The TENtec routes in the UK are shown on the right, to which has been added in red a link representing the expressway. With that ‘missing link’, traffic from Felixstowe for example (that handles 48% of UK container traffic) would be able to get from the M1 to the M4 without going via London.

 

The ‘Missing Link’ is the Ox-Cam Arc

The idea of such a freight link was put forward in the November 2016 ‘Oxford to Cambridge Strategic Study Stage 3 Report’43, as shown below.

Routes in blue on this map are present HGV routes that would be relieved of some of their traffic by the construction of the expressway. The blue quadrant at bottom right of the image is the M25.  The two blue spokes coming off the M25 are the M1 and the M4 motorways.

freight-route-strategic-study.png

The red lines in the image are routes that would take up the HGV traffic shed from the blue routes.  The thicker the lines in this figure, the greater the HGV traffic.  The thickest red line of all – the missing link – is, of course, the Ox-Cam expressway, that was expected to handle 1.3 million HGV movements a year, an average of two every minute. 

And that’s just HGVs.  There would have been a similar increase in LGVs and other large traffic if the expressway had gone ahead.

An alternative solution for freight?

As with the car-dependent commute to work, which should be replaced by public transport alternatives, so with freight.  Railways can carry freight and should be designed to do so.  At present we do not know what will be the freight carrying characteristics of East-West Rail. 

Lines that carry both freight and passenger trains need freight loops so that faster passenger trains can over-take slower freight trains.  The freight loop provison on EWR is very unclear.

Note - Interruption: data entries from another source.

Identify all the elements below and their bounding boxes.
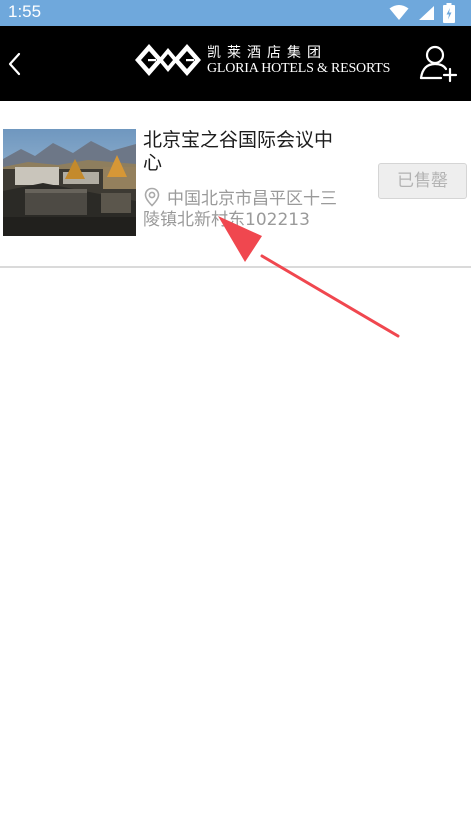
gloria-logo: 凯莱酒店集团 GLORIA HOTELS & RESORTS [135,40,390,88]
wifi-icon [389,5,409,20]
back-button[interactable] [2,44,34,84]
chevron-left-icon [8,52,21,76]
user-add-button[interactable] [419,42,459,84]
status-time: 1:55 [8,2,42,21]
hotel-address: 中国北京市昌平区十三陵镇北新村东102213 [143,187,343,231]
battery-charging-icon [443,3,455,23]
hotel-name[interactable]: 北京宝之谷国际会议中心 [143,129,343,175]
user-add-icon [419,45,458,83]
hotel-list-item[interactable]: 北京宝之谷国际会议中心 中国北京市昌平区十三陵镇北新村东102213 已售罄 [0,101,471,268]
cell-signal-icon [419,6,434,20]
logo-chinese-text: 凯莱酒店集团 [207,45,327,61]
hotel-photo [3,129,136,236]
status-bar: 1:55 [0,0,471,26]
hotel-address-text: 中国北京市昌平区十三陵镇北新村东102213 [143,189,337,230]
status-icons [389,3,455,23]
logo-english-text: GLORIA HOTELS & RESORTS [207,61,391,76]
gloria-logo-mark [135,44,201,76]
app-header: 凯莱酒店集团 GLORIA HOTELS & RESORTS [0,26,471,101]
sold-out-button[interactable]: 已售罄 [378,163,467,199]
location-pin-icon [144,187,160,207]
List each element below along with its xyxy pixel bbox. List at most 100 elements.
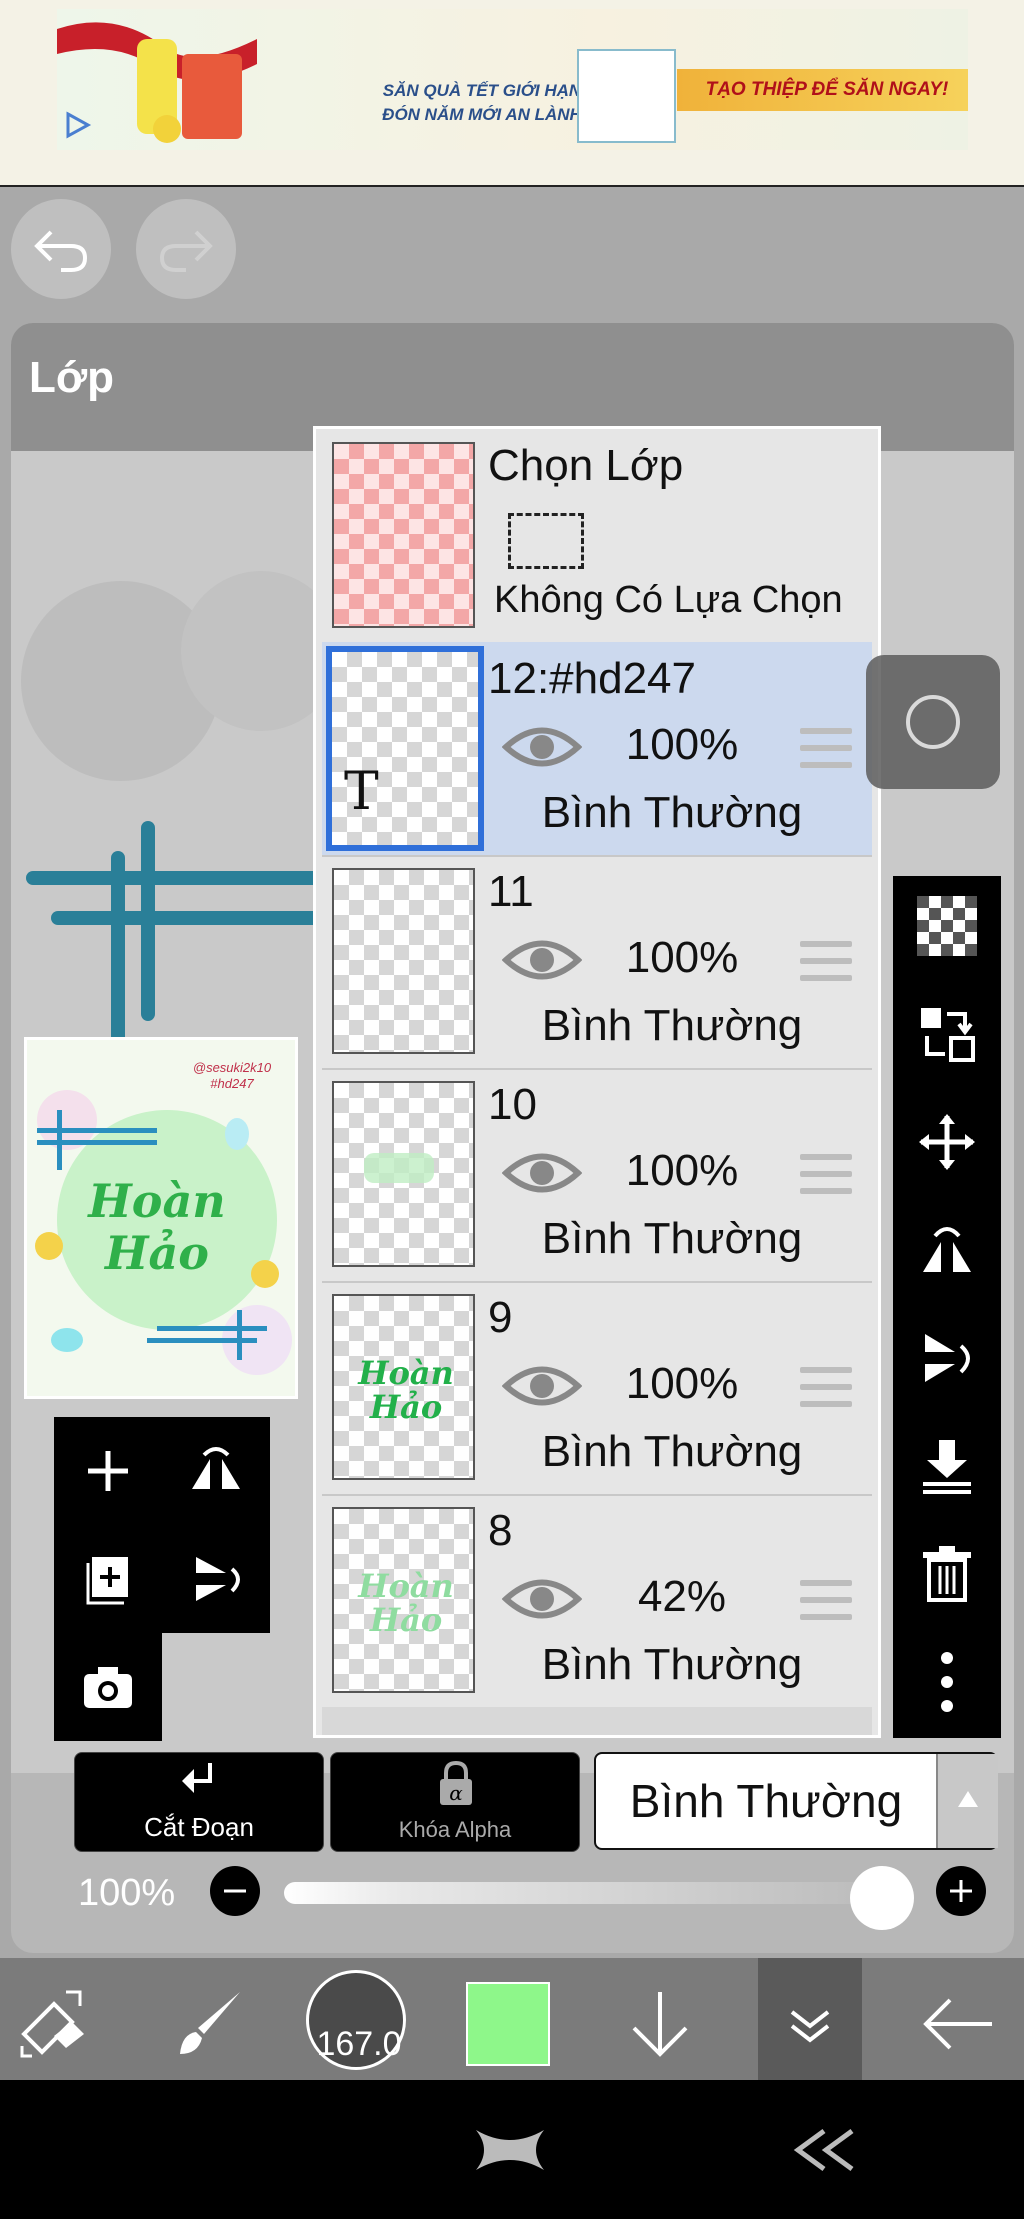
blend-mode-dropdown[interactable]	[936, 1754, 998, 1848]
visibility-eye-icon[interactable]	[502, 1361, 582, 1411]
double-chevron-left-icon	[793, 2128, 854, 2172]
drag-handle-icon[interactable]	[800, 1154, 852, 1194]
flip-horizontal-icon	[192, 1447, 240, 1489]
layer-thumbnail-text: Hoàn Hảo	[348, 1356, 464, 1424]
brush-size-button[interactable]: 167.0	[306, 1970, 406, 2070]
nav-back-button[interactable]	[790, 2125, 860, 2175]
layer-thumbnail: Hoàn Hảo	[332, 1294, 475, 1480]
layers-panel-toggle[interactable]	[758, 1958, 862, 2080]
layer-list[interactable]: Chọn Lớp Không Có Lựa Chọn T 12:#hd247 1…	[313, 426, 881, 1738]
lock-icon: α	[440, 1761, 472, 1805]
visibility-eye-icon[interactable]	[502, 1574, 582, 1624]
transfer-layer-button[interactable]	[893, 984, 1001, 1084]
flip-vertical-button[interactable]	[893, 1308, 1001, 1408]
flip-vertical-button[interactable]	[162, 1525, 270, 1633]
layer-blend-mode: Bình Thường	[541, 1214, 803, 1263]
layer-thumbnail	[332, 1081, 475, 1267]
visibility-eye-icon[interactable]	[502, 935, 582, 985]
minus-icon	[224, 1889, 246, 1893]
layer-row-partial[interactable]	[322, 1707, 872, 1735]
move-button[interactable]	[893, 1092, 1001, 1192]
marquee-icon	[508, 513, 584, 569]
double-chevron-down-icon	[790, 2010, 830, 2043]
flip-vertical-icon	[925, 1334, 970, 1382]
camera-button[interactable]	[54, 1633, 162, 1741]
blend-mode-select[interactable]: Bình Thường	[594, 1752, 998, 1850]
opacity-slider[interactable]	[284, 1882, 884, 1904]
flip-horizontal-button[interactable]	[893, 1200, 1001, 1300]
visibility-eye-icon[interactable]	[502, 722, 582, 772]
selection-layer-row[interactable]: Chọn Lớp Không Có Lựa Chọn	[322, 429, 872, 644]
drag-handle-icon[interactable]	[800, 1580, 852, 1620]
clipping-arrow-icon	[182, 1763, 212, 1793]
layer-opacity: 100%	[625, 933, 739, 982]
nav-close-button[interactable]	[470, 2120, 550, 2180]
layer-thumbnail-text: Hoàn Hảo	[348, 1569, 464, 1637]
layer-row-9[interactable]: Hoàn Hảo 9 100% Bình Thường	[322, 1281, 872, 1496]
clipping-label: Cắt Đoạn	[144, 1812, 254, 1842]
merge-down-icon	[923, 1440, 971, 1494]
circle-icon	[906, 695, 960, 749]
layer-blend-mode: Bình Thường	[541, 1427, 803, 1476]
bowtie-icon	[476, 2130, 544, 2170]
layer-row-10[interactable]: 10 100% Bình Thường	[322, 1068, 872, 1283]
layer-thumbnail-word1: Hoàn	[358, 1567, 454, 1605]
checker-icon	[917, 896, 977, 956]
ad-image[interactable]: SĂN QUÀ TẾT GIỚI HẠN ĐÓN NĂM MỚI AN LÀNH…	[57, 9, 968, 150]
drag-handle-icon[interactable]	[800, 1367, 852, 1407]
thumbnail-handle-line1: @sesuki2k10	[192, 1060, 272, 1075]
layer-thumbnail: Hoàn Hảo	[332, 1507, 475, 1693]
layer-name: 11	[488, 867, 534, 916]
layer-thumbnail-shape	[364, 1153, 434, 1183]
brush-size-value: 167.0	[316, 2025, 402, 2063]
drag-handle-icon[interactable]	[800, 728, 852, 768]
ad-choices-icon[interactable]	[62, 110, 92, 140]
merge-down-button[interactable]	[893, 1416, 1001, 1516]
selection-status: Không Có Lựa Chọn	[494, 579, 843, 621]
clipping-button[interactable]: Cắt Đoạn	[74, 1752, 324, 1852]
flip-layer-button[interactable]	[162, 1417, 270, 1525]
duplicate-layer-button[interactable]	[54, 1525, 162, 1633]
layer-row-11[interactable]: 11 100% Bình Thường	[322, 855, 872, 1070]
alpha-lock-label: Khóa Alpha	[398, 1817, 512, 1842]
layer-quick-tools	[54, 1417, 270, 1741]
color-swatch[interactable]	[466, 1982, 550, 2066]
plus-icon	[88, 1451, 128, 1491]
brush-tool-button[interactable]	[168, 1984, 248, 2064]
redo-icon	[159, 230, 213, 272]
drag-handle-icon[interactable]	[800, 941, 852, 981]
delete-layer-button[interactable]	[893, 1524, 1001, 1624]
thumbnail-text: Hoàn Hảo	[57, 1175, 257, 1279]
layer-row-12[interactable]: T 12:#hd247 100% Bình Thường	[322, 642, 872, 857]
visibility-eye-icon[interactable]	[502, 1148, 582, 1198]
layer-tools-toolbar	[893, 876, 1001, 1738]
layer-down-button[interactable]	[620, 1984, 700, 2064]
canvas-thumbnail[interactable]: @sesuki2k10 #hd247 Hoàn Hảo	[24, 1037, 298, 1399]
layer-row-8[interactable]: Hoàn Hảo 8 42% Bình Thường	[322, 1494, 872, 1709]
opacity-slider-knob[interactable]	[850, 1866, 914, 1930]
add-layer-button[interactable]	[54, 1417, 162, 1525]
layer-opacity: 42%	[637, 1572, 727, 1621]
thumbnail-word2: Hảo	[105, 1226, 209, 1280]
opacity-increase-button[interactable]	[936, 1866, 986, 1916]
alpha-lock-button[interactable]: α Khóa Alpha	[330, 1752, 580, 1852]
layer-name: 10	[488, 1080, 537, 1129]
ad-cta-button[interactable]: TẠO THIỆP ĐỂ SĂN NGAY!	[677, 69, 968, 111]
more-icon	[941, 1652, 953, 1712]
redo-button[interactable]	[136, 199, 236, 299]
layer-thumbnail	[332, 868, 475, 1054]
transform-tool-button[interactable]	[14, 1984, 94, 2064]
ad-banner[interactable]: SĂN QUÀ TẾT GIỚI HẠN ĐÓN NĂM MỚI AN LÀNH…	[0, 0, 1024, 187]
back-button[interactable]	[918, 1984, 998, 2064]
thumbnail-handle-line2: #hd247	[210, 1076, 254, 1091]
transparency-button[interactable]	[893, 876, 1001, 976]
more-options-button[interactable]	[893, 1632, 1001, 1732]
select-transform-icon	[20, 1990, 84, 2058]
undo-button[interactable]	[11, 199, 111, 299]
layer-name: 12:#hd247	[488, 654, 696, 703]
thumbnail-handle: @sesuki2k10 #hd247	[177, 1060, 287, 1092]
layer-thumbnail-word1: Hoàn	[358, 1354, 454, 1392]
opacity-decrease-button[interactable]	[210, 1866, 260, 1916]
layer-blend-mode: Bình Thường	[541, 1640, 803, 1689]
floating-action-button[interactable]	[866, 655, 1000, 789]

Originally we understood that freight loops would be included. More recently we heard that they will not be. Please contact us at noexpresswaygroup@gmail.com if you have any more information.

In Germany they are working to get more freight onto the railways and take it off the roads, why aren’t we?

The demise of the expressway in March 2021 raises real questions about the future of freight across the Ox-Cam Arc area. England’s Economic Heartland’s 13 road corridors do not cover much of Cambridge at all, and so do not seem to be anticipating taking over the expressway’s freight-carrying role.